Decorative Platingon Plastic POP

Since the 1950s, plastics have been substituted for metals in a multitude of applications and for a variety of reasons, including weight advantages, cost advantages, and the relative ease of creating complexly shaped substrates through molding. These factors prompted the development of suitable decorative finishing processes, specifically plating processes, starting in the early 1960s. Electroless metal deposition as a base for a thicker, decorative electrolytic deposit has proven extremely reliable and commercially successful. For lower-performance applications, electroless nickel is a suitable choice. However, ever since the demonstration in the 1970s that electroless copper provides better resistance to environmental exposure (Ref 29, 30), it has become the material of choice in the majority of higher-performance applications, especially automotive. The molded substrate is chemically treated to improve adhesion of the copper film (see the section "Processes" in this article), then about 0.5 to 0.75 pm of electroless copper is applied. Typically an electrolytic copper or Watts nickel strike follows, and then a thicker (12 to 25 pm) electrolytic bright acid copper deposit. Finishing coats of electrolytic nickel and/or chromium plating are then applied.

Substrate materials (Ref 28) for decorative plating-on plastic include acrylonitrile-butadiene-styrene (ABS), ABS/polycarbonate, polyphenylene oxide, polycarbonate, polysulfone, polyester, nylon, and so on. There are many grades for any given plastic, and these may differ considerably in plateability. Certain grades of foamed plastics may also be used. For decorative POP, ABS is by far the most commonly used plastic. ABS is a thermoplastic alloy with an acrylonitrile-styrene matrix that has butadiene rubber dispersed throughout. The butadiene is selectively etched by the pretreatment chemistry, creating a uniformly roughened surface suitable for plating.
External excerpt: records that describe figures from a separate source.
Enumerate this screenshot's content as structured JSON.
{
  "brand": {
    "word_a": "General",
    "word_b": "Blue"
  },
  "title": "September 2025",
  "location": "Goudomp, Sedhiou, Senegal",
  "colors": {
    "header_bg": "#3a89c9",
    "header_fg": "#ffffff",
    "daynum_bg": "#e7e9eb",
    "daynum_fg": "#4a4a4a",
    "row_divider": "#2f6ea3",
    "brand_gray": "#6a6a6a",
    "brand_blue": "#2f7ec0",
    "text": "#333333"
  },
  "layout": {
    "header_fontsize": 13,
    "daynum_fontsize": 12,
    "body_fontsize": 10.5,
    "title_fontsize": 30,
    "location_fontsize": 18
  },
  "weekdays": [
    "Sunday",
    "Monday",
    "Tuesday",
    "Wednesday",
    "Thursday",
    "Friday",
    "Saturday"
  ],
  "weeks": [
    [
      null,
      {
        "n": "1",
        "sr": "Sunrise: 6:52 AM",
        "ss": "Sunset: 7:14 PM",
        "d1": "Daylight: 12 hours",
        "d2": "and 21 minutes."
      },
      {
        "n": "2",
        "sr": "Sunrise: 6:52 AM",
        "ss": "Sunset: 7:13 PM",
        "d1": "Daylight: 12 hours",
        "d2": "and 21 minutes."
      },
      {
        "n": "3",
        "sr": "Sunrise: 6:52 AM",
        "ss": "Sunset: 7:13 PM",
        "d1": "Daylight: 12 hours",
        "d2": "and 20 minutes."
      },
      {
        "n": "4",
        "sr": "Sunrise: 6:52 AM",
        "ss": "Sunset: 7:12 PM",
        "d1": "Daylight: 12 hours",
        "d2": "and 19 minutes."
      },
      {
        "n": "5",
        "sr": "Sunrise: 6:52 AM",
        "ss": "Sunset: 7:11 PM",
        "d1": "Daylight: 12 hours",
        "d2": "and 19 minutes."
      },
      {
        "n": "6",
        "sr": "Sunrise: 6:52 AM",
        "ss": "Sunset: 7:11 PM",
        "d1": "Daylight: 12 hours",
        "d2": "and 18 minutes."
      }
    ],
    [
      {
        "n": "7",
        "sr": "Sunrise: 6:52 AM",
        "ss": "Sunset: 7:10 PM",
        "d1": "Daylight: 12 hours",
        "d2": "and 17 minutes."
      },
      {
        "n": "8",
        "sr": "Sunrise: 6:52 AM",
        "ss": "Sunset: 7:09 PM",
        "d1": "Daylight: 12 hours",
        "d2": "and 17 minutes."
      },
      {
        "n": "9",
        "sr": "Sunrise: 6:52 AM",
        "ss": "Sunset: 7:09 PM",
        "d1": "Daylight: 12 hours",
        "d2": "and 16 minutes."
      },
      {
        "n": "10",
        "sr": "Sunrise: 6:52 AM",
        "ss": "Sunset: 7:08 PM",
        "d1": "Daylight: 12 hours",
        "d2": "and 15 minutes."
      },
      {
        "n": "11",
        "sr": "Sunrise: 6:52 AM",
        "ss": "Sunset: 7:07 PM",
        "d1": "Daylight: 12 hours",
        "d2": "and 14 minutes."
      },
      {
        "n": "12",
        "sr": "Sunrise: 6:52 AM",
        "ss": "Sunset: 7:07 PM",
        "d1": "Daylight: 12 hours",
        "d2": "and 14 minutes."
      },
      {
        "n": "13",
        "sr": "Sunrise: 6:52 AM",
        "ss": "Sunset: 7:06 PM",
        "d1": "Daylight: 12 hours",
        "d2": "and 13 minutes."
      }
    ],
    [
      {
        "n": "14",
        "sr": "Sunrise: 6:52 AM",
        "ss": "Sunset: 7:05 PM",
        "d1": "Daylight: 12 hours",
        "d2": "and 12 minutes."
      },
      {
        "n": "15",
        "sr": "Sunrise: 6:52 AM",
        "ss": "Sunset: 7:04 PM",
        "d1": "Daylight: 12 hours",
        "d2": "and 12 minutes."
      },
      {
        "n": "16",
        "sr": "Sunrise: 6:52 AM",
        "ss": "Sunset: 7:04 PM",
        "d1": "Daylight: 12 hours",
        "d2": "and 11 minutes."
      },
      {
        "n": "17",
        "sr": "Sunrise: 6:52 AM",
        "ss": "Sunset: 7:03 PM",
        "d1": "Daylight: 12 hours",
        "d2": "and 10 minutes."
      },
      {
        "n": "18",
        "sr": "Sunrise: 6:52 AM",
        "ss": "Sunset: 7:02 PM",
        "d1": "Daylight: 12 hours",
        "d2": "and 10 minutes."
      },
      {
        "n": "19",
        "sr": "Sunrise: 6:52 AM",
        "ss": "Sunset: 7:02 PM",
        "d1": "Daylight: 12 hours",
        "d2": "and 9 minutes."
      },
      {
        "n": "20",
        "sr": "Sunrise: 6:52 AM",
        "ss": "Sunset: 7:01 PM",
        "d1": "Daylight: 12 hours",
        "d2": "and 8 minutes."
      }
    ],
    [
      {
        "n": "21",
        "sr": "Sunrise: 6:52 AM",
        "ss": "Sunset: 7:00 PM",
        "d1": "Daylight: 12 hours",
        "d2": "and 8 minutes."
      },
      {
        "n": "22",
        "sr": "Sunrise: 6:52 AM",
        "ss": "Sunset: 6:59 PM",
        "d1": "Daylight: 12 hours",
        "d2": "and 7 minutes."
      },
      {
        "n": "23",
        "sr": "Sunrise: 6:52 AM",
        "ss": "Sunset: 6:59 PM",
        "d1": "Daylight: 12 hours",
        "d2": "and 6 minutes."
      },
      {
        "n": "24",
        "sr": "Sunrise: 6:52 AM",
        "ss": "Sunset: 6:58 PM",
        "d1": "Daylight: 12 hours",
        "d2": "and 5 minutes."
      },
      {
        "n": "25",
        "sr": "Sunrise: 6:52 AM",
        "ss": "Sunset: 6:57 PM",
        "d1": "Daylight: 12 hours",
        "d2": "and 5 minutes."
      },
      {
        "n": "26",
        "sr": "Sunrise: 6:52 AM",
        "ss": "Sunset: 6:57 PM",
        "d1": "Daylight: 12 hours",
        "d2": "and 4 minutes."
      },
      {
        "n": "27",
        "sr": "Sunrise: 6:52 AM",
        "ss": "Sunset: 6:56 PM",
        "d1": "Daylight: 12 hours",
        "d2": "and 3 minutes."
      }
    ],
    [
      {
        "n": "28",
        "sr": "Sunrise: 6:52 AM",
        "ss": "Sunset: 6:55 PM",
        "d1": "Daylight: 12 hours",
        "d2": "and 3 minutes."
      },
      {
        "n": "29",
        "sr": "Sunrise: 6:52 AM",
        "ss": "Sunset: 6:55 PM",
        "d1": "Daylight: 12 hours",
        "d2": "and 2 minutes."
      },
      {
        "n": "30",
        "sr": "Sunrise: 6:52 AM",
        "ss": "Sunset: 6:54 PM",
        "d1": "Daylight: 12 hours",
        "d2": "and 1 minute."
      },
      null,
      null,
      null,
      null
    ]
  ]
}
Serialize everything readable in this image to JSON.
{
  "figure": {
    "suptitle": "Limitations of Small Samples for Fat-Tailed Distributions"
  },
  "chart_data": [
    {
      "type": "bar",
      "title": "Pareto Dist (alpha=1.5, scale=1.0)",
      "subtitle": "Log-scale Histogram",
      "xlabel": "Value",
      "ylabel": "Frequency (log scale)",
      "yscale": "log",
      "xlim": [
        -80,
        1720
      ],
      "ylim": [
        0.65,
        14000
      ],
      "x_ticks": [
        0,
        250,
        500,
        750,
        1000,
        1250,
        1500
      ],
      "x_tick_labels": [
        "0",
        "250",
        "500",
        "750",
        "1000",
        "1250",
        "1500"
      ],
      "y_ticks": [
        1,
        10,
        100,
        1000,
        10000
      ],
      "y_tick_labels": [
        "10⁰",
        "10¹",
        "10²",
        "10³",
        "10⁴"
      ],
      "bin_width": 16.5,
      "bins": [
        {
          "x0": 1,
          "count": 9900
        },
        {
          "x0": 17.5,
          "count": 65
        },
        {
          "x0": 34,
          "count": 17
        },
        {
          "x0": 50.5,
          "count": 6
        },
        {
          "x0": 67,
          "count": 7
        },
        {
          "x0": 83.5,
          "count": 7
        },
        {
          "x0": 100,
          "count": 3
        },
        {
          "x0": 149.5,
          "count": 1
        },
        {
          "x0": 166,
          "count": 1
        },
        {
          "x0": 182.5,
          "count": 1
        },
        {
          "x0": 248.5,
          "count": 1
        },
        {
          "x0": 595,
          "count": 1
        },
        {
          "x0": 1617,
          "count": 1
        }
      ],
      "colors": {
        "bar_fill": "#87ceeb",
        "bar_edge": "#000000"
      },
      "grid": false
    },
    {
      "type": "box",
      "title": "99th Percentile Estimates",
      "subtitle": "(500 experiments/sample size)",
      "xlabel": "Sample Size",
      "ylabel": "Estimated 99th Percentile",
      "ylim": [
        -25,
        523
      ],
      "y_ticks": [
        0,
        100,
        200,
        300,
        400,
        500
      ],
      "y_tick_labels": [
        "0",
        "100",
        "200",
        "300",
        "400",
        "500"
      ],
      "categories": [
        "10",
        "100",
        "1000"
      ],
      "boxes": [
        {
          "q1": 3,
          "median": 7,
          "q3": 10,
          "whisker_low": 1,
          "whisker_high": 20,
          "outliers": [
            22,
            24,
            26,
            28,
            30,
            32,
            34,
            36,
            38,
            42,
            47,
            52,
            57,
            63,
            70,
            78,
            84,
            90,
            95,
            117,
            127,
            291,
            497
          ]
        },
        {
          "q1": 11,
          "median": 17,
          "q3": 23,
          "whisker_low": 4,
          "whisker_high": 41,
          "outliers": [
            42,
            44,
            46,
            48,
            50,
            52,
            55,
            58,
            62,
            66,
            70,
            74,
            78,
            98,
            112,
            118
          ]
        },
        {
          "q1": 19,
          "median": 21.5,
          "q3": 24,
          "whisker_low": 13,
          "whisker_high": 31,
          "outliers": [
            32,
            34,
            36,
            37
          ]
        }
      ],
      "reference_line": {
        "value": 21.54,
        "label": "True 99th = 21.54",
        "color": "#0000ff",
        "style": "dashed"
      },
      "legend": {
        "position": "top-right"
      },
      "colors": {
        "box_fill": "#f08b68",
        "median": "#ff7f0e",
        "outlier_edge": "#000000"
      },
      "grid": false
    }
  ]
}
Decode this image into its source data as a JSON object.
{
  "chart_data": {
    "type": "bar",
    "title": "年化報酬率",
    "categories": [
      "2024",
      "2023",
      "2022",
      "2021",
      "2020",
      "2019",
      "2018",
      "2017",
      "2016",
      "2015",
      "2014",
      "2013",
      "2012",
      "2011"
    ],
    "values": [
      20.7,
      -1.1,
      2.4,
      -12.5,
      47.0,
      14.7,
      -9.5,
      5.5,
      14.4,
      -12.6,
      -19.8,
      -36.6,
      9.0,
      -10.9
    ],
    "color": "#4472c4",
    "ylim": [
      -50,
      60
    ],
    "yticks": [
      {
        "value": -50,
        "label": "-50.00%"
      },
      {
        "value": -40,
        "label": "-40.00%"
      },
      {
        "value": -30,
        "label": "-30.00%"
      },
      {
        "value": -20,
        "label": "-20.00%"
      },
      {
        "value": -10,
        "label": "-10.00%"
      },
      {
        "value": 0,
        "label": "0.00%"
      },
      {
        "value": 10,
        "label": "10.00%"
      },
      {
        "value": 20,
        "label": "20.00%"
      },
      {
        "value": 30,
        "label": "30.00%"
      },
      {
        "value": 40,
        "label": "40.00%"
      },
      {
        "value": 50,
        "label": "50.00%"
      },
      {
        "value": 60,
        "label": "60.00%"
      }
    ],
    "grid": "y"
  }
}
In all POP applications, control of the molding process is critical. Care must be taken to avoid introducing stresses or strains, to avoid troublesome mold-release agents, to limit use of "regrind" resin, to ensure a resin-rich surface (in cases where fillers are used), and so on. The use of complexly shaped parts necessitates close attention to such details as mold design and maintenance, melt and mold temperatures, fill speed, and many other parameters. In designing or troubleshooting a plating-on-plastic process, it is critical to use molded parts of the exact grade and design to be used, as there is high interdependence between molding and plating processes.